SGM approach for high density image clouds

SGM approach for high density image clouds


Stephan Gehrke
[email protected]

Robert Uebbing
[email protected]

Michael Downey
[email protected]

Kris Morin
[email protected]

Recently, North West Geomatics in association with Leica Geosystems developed a new DSM generation engine, based-on semi-global matching (SGM). The underlying SGM approach is suited for the generation of very high resolution DSM/DEM. In the order of the image ground sampling distance (GSD), it fulfils the need of high DSM resolution along with good performance. However, considering that, a typical take of ADS imagery consists of up to 10 billion pixels, the dense, pixel-based SGM will easily generate point clouds containing a few billion points. Although this data set is physically split into multiple LAS output files, viewing and, in particular, editing such data volumes poses a major challenge to commercially available software packages. To address this issue, a two-step intelligent thinning algorithm has been developed, which reduced the data to a more manageable amount while preserving the most significant points.

The main deliverable products derived from the SGM-based DSM extraction are ortho-images and colour-coded point clouds, referred in the following as ‘image clouds’. As the image clouds represent the ground space nut not necessarily the true ground elevation, the main applications are in forestry, agriculture, remote sensing for medium to small scale mapping. The future use of the DSMs for urban mapping, city modelling and large scale mapping is still under investigation, but it can already be stated that due to the high point density there is a great potential for these applications, despite challenges in editing and modelling.

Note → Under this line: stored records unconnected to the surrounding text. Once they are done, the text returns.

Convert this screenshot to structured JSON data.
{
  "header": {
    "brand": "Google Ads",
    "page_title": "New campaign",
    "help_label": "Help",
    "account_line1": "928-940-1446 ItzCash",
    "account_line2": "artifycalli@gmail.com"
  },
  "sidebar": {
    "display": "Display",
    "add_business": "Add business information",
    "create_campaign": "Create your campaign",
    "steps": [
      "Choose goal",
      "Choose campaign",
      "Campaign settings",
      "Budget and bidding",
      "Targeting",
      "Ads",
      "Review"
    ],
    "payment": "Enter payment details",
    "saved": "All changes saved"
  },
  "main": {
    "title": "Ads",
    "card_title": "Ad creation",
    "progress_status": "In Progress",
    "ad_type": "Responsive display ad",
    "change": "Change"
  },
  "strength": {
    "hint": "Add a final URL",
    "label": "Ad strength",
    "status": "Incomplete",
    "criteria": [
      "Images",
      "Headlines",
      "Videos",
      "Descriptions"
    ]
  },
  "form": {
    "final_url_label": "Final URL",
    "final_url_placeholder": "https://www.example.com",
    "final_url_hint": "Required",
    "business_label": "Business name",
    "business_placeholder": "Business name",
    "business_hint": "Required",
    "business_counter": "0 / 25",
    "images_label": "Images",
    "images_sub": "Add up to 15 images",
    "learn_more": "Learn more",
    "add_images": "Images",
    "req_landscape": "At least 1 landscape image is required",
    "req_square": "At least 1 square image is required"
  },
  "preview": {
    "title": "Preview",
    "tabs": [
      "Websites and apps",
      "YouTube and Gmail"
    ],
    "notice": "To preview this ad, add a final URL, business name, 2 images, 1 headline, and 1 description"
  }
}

Semi-global matching of ADS data
SGM is a new image matching approach. It was developed by Hirschmüller (2005, 2008) and adapted to the ADS line-scanner geometry by Gehrke et al. (2010). Similar to global matching, the core algorithm aggregated the matching costs under consideration of smoothness constraints. The minimum aggregated cost led to the disparity map for a stereo pair. Based on various validations as described in next section, corresponding ground coordinates could be derived for the majority of image pixels.

Matching cost: Difference of intensity gradients
The difference of intensities of allegedly corresponding pixels (in global matching including SGM) or search windows (in local methods) was simple but widely used cost function: The smaller the difference, the more likely is the correct match – provided that overall intensity offsets in the images of a stereo pair were removed. One solution was the Sobel filtering of the imagery as recently proposed and tested by Hirschmüller & Gehring (2009) with different matching approaches including SGM. The Sobel filter was applied solely in the direction of the epipolar lines, which corresponded to the flight direction or x in the ADS image coordinate system.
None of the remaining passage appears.